When to Use Saga vs. Other Patterns

Use Saga when:

You need eventual consistency (not immediate ACID)
Transactions span multiple services
You can design compensating transactions
You’re okay with temporary inconsistency

Don’t use Saga when:

You absolutely need immediate consistency (use distributed locks or stronger consistency patterns instead)
Compensating transactions are impossible (you can’t “undo” a physical truck dispatch)
Performance is critical and you need faster responses

Key Gotchas

Idempotency: Each activity must be idempotent. If Durable Functions retries ProcessPaymentActivity, you don’t want to charge twice.
Compensating Transactions Might Fail: What if the refund fails?
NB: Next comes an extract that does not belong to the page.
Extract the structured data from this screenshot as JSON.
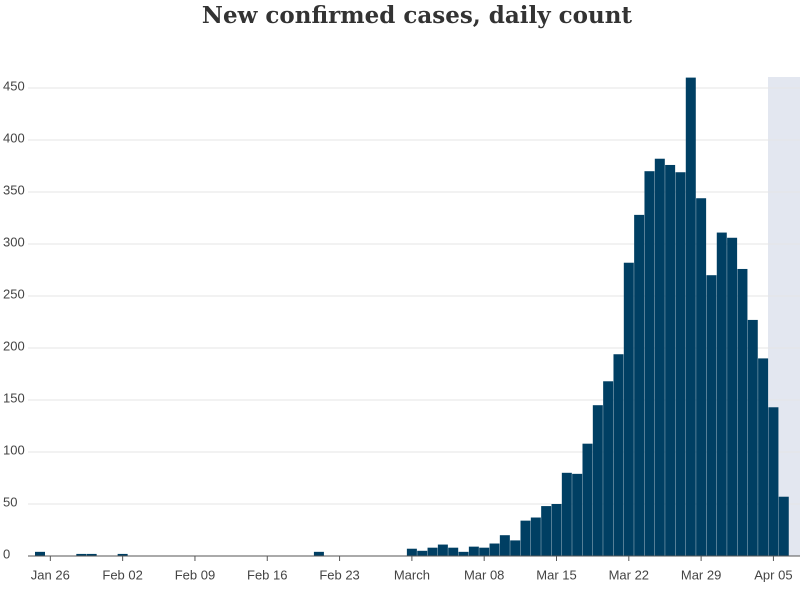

You need a dead-letter mechanism.
Testing is Hard: Test the happy path and every possible failure scenario.
Monitoring is Critical: You need visibility into which saga is where in its lifecycle. Add Application Insights logging.

Lessons from Our Platform

We’ve learned that orchestration scales better for us than choreography. With 15+ microservices, trying to track the flow through events became a debugging nightmare. Durable Functions gave us a central, auditable record of each delivery transaction.

The trade-off? The orchestrator is now a critical path. We run multiple instances and monitor it closely.

Remember: Distributed transactions are hard. The Saga pattern isn’t magic—it’s a framework for managing that hardness. Design your compensating transactions carefully, test thoroughly, and monitor relentlessly.